Right now, I'm... not an encyclopedia, by any means, but one of those sidebar-of-magazine-article glossaries of types of extremely minor pain.

*Columbia-at-Columbia insists that if we ache for a few days after yoga it's a good thing, because it means our bodies are readjusting. She'd better be right; my neck and (especially) right shoulder have been requiring frequent attention from Lisa all weekend.

*Then there's the momentary-only sort of pain, like the spatter of hot peanut oil that splashed onto my hand when I dumped onions into it too quickly for the mung bean/brown rice/kale thing I made for dinner tonight; the pain went away so quickly I couldn't tell where I'd been spattered a second later.

*The canker sores that plagued me for years and went away once I started using Rembrandt's anti-canker-sore formula (pity I can rarely use Tom's of Maine toothpaste now--I liked that stuff) are putting in a rare appearance right now, in a way that makes me shlur my shpeech a little.

*My fingertips have that pleasant mild soreness that tells me I recently played guitar or bass a bunch after not having played it for a while. Which is true: Lisa and Jess and I played for a couple of hours today (we learned a short but fab new song of Jess's, New Bad Things' "The Dirge," and Ivor Cutler's "Go and Sit Upon the Grass," and messed around a little with the Homosexuals' "Soft South Africans" and a song I'm still working on about Kantian aesthetics and the screwed-up love life of a friend of mine).

*There's also the category of pain so abstract it's not even the real thing, just a reference to it--Parker Paul has a song called "Pain Pain Pain Pain Pain," which has been doing nice things with the use/mention distinction in my head all day.

*The significant one, though, is one I can't even feel as much: one of the revelations of my big revelatory experience in the desert this year was the sudden and striking absence of pain I hadn't actually noticed in my torso and limbs, which suggests that my baseline level is actually somewhat higher than I'd figured. Lisa insists that I should go see a doctor sometime soon, and I've promised her I will.

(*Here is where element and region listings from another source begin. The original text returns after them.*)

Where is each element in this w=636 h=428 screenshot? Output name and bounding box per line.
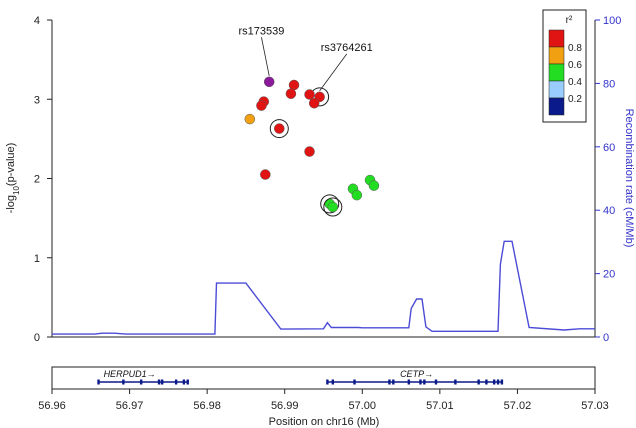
gene-track-frame — [51, 366, 596, 390]
gene-exon — [477, 379, 480, 385]
snp-point — [327, 201, 339, 213]
legend-swatch — [548, 46, 565, 65]
gene-exon — [326, 379, 329, 385]
legend-label: 0.8 — [568, 43, 582, 54]
snp-point — [285, 88, 297, 99]
gene-exon — [392, 379, 395, 385]
snp-point — [256, 100, 267, 111]
gene-exon — [97, 379, 100, 385]
gene-exon — [419, 379, 422, 385]
x-tick-label: 56.97 — [116, 400, 144, 412]
x-tick-label: 57.00 — [349, 400, 377, 412]
snp-point — [263, 76, 275, 88]
gene-exon — [140, 379, 143, 385]
gene-exon — [388, 379, 391, 385]
recombination-rate-line — [52, 240, 595, 335]
x-axis-title: Position on chr16 (Mb) — [269, 416, 380, 428]
x-tick-label: 57.01 — [426, 400, 454, 412]
x-tick-label: 57.02 — [504, 400, 532, 412]
gene-exon — [500, 379, 504, 385]
x-tick-label: 56.99 — [271, 400, 299, 412]
gene-exon — [423, 379, 426, 385]
gene-label: HERPUD1→ — [104, 369, 156, 379]
y-tick-label: 3 — [34, 94, 40, 106]
gene-exon — [182, 379, 186, 385]
snp-point — [351, 189, 363, 201]
snp-annotation-label: rs3764261 — [321, 42, 373, 54]
y-tick-label: 4 — [34, 15, 40, 27]
gene-exon — [160, 379, 164, 385]
snp-point — [368, 180, 380, 191]
gene-exon — [485, 379, 488, 385]
gene-exon — [492, 379, 496, 385]
snp-point — [274, 123, 285, 134]
plot-area — [51, 20, 596, 338]
y2-tick-label: 40 — [603, 205, 615, 217]
gene-exon — [353, 379, 356, 385]
y2-tick-label: 20 — [603, 269, 615, 281]
gene-exon — [496, 379, 500, 385]
gene-label: CETP→ — [400, 369, 433, 379]
legend-swatch — [548, 63, 565, 82]
gene-exon — [174, 379, 178, 385]
legend-label: 0.2 — [568, 94, 582, 105]
snp-point — [244, 113, 256, 125]
gene-exon — [122, 379, 125, 385]
legend-swatch — [548, 29, 565, 48]
snp-point — [308, 97, 320, 109]
x-tick-label: 57.03 — [581, 400, 609, 412]
x-tick-label: 56.96 — [38, 400, 66, 412]
legend-title: r² — [566, 15, 573, 26]
snp-point — [304, 146, 315, 157]
y-tick-label: 0 — [34, 332, 40, 344]
y-tick-label: 2 — [34, 174, 40, 186]
y-tick-label: 1 — [34, 253, 40, 265]
legend-swatch — [548, 80, 565, 99]
gene-exon — [407, 379, 411, 385]
highlight-ring — [323, 197, 343, 217]
gene-exon — [157, 379, 161, 385]
y2-tick-label: 100 — [603, 15, 621, 27]
y2-tick-label: 80 — [603, 78, 615, 90]
gene-exon — [434, 379, 438, 385]
gene-exon — [331, 379, 335, 385]
highlight-ring — [269, 119, 289, 139]
snp-point — [304, 89, 315, 100]
gene-exon — [186, 379, 189, 385]
annotation-leader-line — [319, 53, 348, 92]
snp-annotation-label: rs173539 — [239, 25, 285, 37]
plot-frame — [51, 20, 596, 338]
highlight-ring — [320, 194, 340, 214]
y2-tick-label: 60 — [603, 142, 615, 154]
y2-tick-label: 0 — [603, 332, 609, 344]
gene-exon — [454, 379, 457, 385]
legend-label: 0.6 — [568, 60, 582, 71]
y2-axis-title: Recombination rate (cM/Mb) — [623, 109, 635, 248]
y-axis-title: -log10(p-value) — [5, 143, 21, 214]
legend-swatch — [548, 97, 565, 116]
legend-label: 0.4 — [568, 77, 582, 88]
x-tick-label: 56.98 — [193, 400, 221, 412]
annotation-leader-line — [261, 37, 270, 76]
snp-point — [260, 169, 271, 180]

The parashah is currently in the middle of Can, specifically on "Connection" from Unlimited Edition, recorded in the early Malcolm Mooney period, i.e. when they were the weirdest garage-rock band in Europe. Hooray. Bought a couple of records this weekend including Stereolab's BBC-sessions comp ABC Music(it's currently sitting on top of Crosby & Nash's The ABC Years, by happenstance), but the one I keep hitting "play" on is Fennesz's Field Recordings, wonderful digitally processed solo guitar & occasional beats.